Zakład o frekwencję. Katowice kontra Sosnowiec
W niedzielę 1 czerwca Polacy znów ruszą do urn. W godzinach od 7:00 do 21:00 odbywać się będzie głosowanie w drugiej turze wyborów Prezydenta Rzeczypospolitej Polskiej. O fotel prezydencki zmierzą się kandydaci Rafał Trzaskowski i Karol Nawrocki. To nie będzie jedyny pojedynek, który odbędzie się tego dnia. Aby zmobilizować mieszkańców do wyjścia z domu i wzięcia udziału w wyborach, prezydenci Sosnowca i Katowic założyli się, o to, w którym mieście będzie wyższa frekwencja.
- Wraz z Prezydentem Sosnowca Arkadiuszem Chęcińskim postanowiliśmy zmotywować mieszkańców do udziału w drugiej turze wyborów prezydenckich... w niecodzienny sposób. Stawiamy na frekwencję i ogłaszamy zakład: Miasto, które będzie miało niższą frekwencję, przegrywa! - poinformował w mediach społecznościowych prezydent Katowic, Marcin Krupa.
O profrekwencyjnej akcji poinformował w swoich mediach społecznościowych również prezydent Sosnowca, Arkadiusz Chęciński.
- Słyszeliście o naszej małej rywalizacji z Katowicami? To zdrowa rywalizacja na frekwencję w II turze wyborów. Prezydent miasta z niższą frekwencja będzie musiał pływać kajakiem u „sąsiada” i poprowadzi lekcje w szkole - czytamy we wpisie prezydenta Arkadiusza Chęcińskiego.

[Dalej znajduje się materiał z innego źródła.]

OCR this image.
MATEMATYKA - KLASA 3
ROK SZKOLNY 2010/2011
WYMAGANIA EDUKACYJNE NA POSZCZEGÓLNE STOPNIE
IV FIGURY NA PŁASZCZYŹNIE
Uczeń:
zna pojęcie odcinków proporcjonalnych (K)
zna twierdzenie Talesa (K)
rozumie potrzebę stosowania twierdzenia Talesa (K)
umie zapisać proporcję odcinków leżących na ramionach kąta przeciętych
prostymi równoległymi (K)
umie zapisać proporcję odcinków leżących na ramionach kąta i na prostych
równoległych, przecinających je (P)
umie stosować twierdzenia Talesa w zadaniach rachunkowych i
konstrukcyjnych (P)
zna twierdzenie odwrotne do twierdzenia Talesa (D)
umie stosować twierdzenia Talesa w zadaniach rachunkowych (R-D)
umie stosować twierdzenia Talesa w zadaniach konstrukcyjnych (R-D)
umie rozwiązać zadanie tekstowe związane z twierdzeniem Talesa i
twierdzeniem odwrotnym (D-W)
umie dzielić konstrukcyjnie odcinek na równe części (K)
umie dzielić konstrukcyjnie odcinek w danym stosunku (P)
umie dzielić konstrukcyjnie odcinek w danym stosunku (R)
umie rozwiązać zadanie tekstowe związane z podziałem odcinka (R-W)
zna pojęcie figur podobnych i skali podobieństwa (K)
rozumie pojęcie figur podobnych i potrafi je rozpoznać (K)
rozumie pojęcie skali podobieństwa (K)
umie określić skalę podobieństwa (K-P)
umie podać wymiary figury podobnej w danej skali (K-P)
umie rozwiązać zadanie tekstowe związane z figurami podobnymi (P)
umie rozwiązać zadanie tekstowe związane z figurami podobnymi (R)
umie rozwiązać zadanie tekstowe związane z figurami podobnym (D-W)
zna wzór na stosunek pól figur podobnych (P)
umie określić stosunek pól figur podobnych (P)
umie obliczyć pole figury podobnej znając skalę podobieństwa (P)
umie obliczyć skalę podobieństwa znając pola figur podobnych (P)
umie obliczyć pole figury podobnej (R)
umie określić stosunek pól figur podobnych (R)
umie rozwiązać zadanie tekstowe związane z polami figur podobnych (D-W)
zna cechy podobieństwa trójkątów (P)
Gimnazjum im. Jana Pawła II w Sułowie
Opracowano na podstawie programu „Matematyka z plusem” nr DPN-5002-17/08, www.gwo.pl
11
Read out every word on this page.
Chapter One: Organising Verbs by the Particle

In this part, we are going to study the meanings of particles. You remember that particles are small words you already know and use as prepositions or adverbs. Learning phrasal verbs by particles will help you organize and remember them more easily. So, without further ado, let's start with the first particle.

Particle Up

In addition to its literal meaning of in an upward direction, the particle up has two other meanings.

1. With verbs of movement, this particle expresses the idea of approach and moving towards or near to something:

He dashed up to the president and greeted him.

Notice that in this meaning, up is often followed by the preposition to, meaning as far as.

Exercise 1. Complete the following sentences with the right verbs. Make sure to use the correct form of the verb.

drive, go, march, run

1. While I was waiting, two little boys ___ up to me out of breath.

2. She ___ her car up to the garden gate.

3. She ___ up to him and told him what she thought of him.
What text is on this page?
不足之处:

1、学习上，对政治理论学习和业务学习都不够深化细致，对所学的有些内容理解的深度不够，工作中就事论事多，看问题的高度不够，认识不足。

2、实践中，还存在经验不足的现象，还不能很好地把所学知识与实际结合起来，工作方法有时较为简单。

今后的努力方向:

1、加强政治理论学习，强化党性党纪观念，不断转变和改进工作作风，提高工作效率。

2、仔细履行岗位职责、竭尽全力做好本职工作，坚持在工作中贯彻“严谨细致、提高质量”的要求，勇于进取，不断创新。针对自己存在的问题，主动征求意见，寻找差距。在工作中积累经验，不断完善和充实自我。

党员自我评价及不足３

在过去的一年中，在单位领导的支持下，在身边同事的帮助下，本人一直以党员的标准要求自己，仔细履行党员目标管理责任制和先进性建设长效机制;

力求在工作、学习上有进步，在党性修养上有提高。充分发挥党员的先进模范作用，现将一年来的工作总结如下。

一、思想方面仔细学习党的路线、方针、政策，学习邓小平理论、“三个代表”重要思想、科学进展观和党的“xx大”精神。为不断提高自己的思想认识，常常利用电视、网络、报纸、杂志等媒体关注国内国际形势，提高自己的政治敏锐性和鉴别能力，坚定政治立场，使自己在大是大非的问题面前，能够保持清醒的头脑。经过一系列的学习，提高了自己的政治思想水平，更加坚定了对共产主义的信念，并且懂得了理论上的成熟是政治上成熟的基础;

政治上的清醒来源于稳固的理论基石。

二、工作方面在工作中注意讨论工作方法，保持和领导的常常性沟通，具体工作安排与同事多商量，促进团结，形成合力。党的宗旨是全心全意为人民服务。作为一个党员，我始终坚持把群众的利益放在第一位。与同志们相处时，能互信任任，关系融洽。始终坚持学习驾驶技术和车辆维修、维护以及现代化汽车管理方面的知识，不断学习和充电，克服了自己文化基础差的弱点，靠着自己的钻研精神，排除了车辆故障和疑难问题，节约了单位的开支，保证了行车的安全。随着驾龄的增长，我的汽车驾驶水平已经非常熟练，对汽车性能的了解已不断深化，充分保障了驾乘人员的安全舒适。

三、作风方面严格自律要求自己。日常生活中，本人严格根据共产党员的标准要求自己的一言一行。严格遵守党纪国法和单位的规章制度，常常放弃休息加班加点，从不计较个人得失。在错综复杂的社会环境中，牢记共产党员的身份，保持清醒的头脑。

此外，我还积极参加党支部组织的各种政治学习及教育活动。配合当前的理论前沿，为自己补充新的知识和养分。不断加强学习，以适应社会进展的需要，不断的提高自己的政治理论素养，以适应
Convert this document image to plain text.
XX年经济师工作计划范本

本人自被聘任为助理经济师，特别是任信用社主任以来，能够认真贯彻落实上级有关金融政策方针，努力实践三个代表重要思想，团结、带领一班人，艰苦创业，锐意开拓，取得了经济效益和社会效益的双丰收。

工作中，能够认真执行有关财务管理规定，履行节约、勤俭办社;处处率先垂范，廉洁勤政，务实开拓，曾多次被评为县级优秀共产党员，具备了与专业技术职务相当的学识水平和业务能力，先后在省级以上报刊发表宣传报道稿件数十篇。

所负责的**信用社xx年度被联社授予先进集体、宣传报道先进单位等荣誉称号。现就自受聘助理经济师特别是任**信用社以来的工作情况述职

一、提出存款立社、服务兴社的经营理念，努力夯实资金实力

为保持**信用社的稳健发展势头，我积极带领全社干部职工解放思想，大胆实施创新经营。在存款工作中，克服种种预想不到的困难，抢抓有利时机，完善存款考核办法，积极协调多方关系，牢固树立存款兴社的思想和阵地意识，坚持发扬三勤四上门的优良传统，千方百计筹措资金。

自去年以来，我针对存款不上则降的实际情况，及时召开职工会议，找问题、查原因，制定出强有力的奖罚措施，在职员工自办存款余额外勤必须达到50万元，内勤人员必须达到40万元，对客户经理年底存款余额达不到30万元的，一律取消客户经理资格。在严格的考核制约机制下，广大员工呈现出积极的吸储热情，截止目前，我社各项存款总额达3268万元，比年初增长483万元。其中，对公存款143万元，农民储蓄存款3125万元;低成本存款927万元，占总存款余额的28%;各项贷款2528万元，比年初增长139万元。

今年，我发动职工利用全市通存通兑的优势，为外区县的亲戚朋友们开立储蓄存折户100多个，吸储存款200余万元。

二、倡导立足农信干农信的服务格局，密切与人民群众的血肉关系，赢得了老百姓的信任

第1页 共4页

Stawką zakładu jest popłynięcie kajakiem po stawie w mieście, które zwyciężyło, a także przeprowadzenie w jednej z jego szkół lekcji obywatelskiej. W przypadku niższej frekwencji w Katowicach Marcin Krupa będzie musiał przepłynąć się kajakiem po sosnowieckich Stawikach, a jeśli wygra, w kajaku na Dolinie Trzech Stawów zobaczymy Arkadiusza Chęcińskiego.
Przypomnijmy, w pierwszej turze wyborów prezydenckich, które odbyły się 18 maja, w Katowicach odnotowano frekwencję na poziomie 70,17 proc., natomiast w Sosnowcu wyniosła ona 66.65 proc.
Jaką frekwencję osiągną mieszkańcy tych dwóch miast w drugiej turze wyborów? To okaże się już wkrótce. Państwowa Komisja Wyborcza poinformuje o oficjalnej wysokości frekwencji wraz z ogłoszeniem wyników wyborów.